Petit tour d’horizon des effets de la dernière ordonnance fédérale sur la branche et témoignages.
Les démarches sont longues, les formulaires complexes, le processus d’indemnisation toujours en décalage. Les témoignages de restaurateurs au lendemain de la nouvelle ordonnance du Conseil fédéral prolongeant la fermeture se ressemblent. Tous ont vu des collègues procéder à des licenciements, vu fermer telle auberge communale, tel bar du centre-ville, tel resto campagnard. Virginie Tinembart et Georgy Blanchet, qui ont ouvert leur délicieux petit Café Paradiso à Bulle voici deux ans, avaient de multiples projets. La troisième fermeture leur a fait l’effet d’une douche froide: «On a mis beaucoup d’énergie à lancer un système de vente à l’emporter, sans arriver à le rentabiliser vraiment. Par chance, on a bien travaillé en décembre mais au lieu de pouvoir rembourser l’emprunt et démarrer nos projets, on se retrouve à puiser dans les réserves.»
Avec ses deux établissements aux portes de Lausanne, Romano Hasenauer s’estime relativement chanceux, vu le contexte: «La Ville de Lausanne, propriétaire, a annulé les loyers des mois de fermeture. Nos 23 collaborateurs ont touché les RHT et nous avons pu compenser leur différence de salaire. Sur l’ensemble de l’année, on peut estimer à 25 % la baisse de chiffre d’affaires. Et pour échapper à l’ennui, nous lançons une gamme de plats cuisinés au Chalet-des-Enfants et un service de repas à domicile à Montheron.»
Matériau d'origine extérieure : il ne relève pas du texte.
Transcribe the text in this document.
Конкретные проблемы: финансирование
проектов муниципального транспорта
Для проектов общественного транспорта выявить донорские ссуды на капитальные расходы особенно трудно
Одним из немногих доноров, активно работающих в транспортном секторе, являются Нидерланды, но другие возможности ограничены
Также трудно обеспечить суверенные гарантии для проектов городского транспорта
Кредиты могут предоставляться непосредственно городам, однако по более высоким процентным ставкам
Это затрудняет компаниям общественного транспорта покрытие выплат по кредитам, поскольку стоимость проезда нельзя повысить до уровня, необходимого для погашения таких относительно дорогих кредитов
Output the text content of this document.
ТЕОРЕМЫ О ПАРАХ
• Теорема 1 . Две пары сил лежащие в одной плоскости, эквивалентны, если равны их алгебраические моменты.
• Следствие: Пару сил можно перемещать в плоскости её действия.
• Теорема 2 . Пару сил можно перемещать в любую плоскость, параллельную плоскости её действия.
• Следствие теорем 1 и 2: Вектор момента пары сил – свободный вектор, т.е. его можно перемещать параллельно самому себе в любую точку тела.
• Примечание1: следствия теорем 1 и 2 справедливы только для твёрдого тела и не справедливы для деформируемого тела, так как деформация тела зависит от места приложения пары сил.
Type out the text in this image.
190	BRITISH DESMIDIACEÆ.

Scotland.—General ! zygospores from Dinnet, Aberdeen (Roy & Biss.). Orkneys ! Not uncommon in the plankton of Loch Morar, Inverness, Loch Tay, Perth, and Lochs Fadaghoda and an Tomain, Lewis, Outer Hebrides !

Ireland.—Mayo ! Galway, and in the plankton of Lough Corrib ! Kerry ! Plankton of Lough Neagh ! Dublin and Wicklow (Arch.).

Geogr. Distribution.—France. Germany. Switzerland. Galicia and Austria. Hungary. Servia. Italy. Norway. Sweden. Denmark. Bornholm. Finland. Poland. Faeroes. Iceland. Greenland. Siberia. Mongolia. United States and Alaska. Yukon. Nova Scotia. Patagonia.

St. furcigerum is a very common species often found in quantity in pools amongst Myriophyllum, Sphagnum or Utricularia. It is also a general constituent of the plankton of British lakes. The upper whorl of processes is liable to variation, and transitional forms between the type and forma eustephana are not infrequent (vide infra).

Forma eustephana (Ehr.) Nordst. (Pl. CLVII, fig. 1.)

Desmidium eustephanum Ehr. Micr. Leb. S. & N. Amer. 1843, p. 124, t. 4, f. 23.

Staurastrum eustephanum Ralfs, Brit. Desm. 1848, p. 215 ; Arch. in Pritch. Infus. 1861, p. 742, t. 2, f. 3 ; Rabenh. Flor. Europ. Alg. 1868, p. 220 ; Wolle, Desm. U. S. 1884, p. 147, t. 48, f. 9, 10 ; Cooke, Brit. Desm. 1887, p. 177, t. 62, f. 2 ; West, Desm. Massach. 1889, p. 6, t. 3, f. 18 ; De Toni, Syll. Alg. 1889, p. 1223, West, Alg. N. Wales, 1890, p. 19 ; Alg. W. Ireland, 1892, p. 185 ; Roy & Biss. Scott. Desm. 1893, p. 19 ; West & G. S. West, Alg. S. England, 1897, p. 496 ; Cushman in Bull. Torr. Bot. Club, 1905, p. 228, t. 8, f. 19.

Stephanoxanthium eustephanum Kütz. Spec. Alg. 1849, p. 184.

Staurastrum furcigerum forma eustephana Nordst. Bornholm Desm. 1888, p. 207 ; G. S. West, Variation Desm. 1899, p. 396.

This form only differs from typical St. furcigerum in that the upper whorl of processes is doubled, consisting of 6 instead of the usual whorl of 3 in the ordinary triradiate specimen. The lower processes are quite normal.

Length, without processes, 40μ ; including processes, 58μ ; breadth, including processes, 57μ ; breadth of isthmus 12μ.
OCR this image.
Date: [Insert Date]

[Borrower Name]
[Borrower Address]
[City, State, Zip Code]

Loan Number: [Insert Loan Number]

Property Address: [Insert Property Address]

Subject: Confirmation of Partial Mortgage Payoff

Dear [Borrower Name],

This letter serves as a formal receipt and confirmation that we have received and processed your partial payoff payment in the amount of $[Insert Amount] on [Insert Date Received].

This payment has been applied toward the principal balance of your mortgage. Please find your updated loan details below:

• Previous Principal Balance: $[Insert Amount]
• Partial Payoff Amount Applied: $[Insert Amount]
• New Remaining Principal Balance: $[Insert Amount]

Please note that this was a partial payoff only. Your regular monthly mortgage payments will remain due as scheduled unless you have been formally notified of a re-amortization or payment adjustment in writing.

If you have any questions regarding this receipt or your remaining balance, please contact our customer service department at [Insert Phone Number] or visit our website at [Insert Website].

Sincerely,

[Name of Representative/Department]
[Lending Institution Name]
Début janvier, un sondage de Gastrosuisse estimait à 98 % la part des établissements tributaires d’aides financières; les trois quarts avaient alors déposé une demande et plus de 84 % avaient des collaborateurs en RHT. Après une première vague de licenciements entre novembre et décembre, plus de 58 % des entrepreneurs interrogés estimaient probables de nouveaux licenciements. Seuls 4 sur 10 annonçaient lors de l’enquête un chiffre d’affaires équivalent à 50 % au moins à celui de l’année précédente.
Après plusieurs communiqués alarmistes, prophétisant la faillite collective de la moitié de la branche, Gastrosuisse estimait enfin, à l’issue des annonces du Conseil fédéral du 13 janvier, que son appel à l’aide avait été entendu.
«La situation dans l’hôtellerie-restauration reste toutefois alarmante», nuance aujourd’hui Patrik Hasler-Olbrych, chef de la communication. La fermeture prolongée jusqu’à fin février signifie six semaines supplémentaires d’interdiction d’exercer, et ce «à une période synonyme de haute saison pour de nombreux établissements». Le versement des aides étant toujours du ressort des cantons, «l’essentiel est désormais de savoir à quelle vitesse les fonds destinés aux cas de rigueur seront versés», indique encore Patrik Hasler-Olbrych. Pour qui le montant alloué de 2,5 milliards de francs est clairement insuffisant. «On estime à quelque 30 % du chiffre d’affaires le montant nécessaire à payer les coûts fixes non couverts. La restauration a donc besoin de 600 millions de francs mensuels pour couvrir ses coûts fixes.»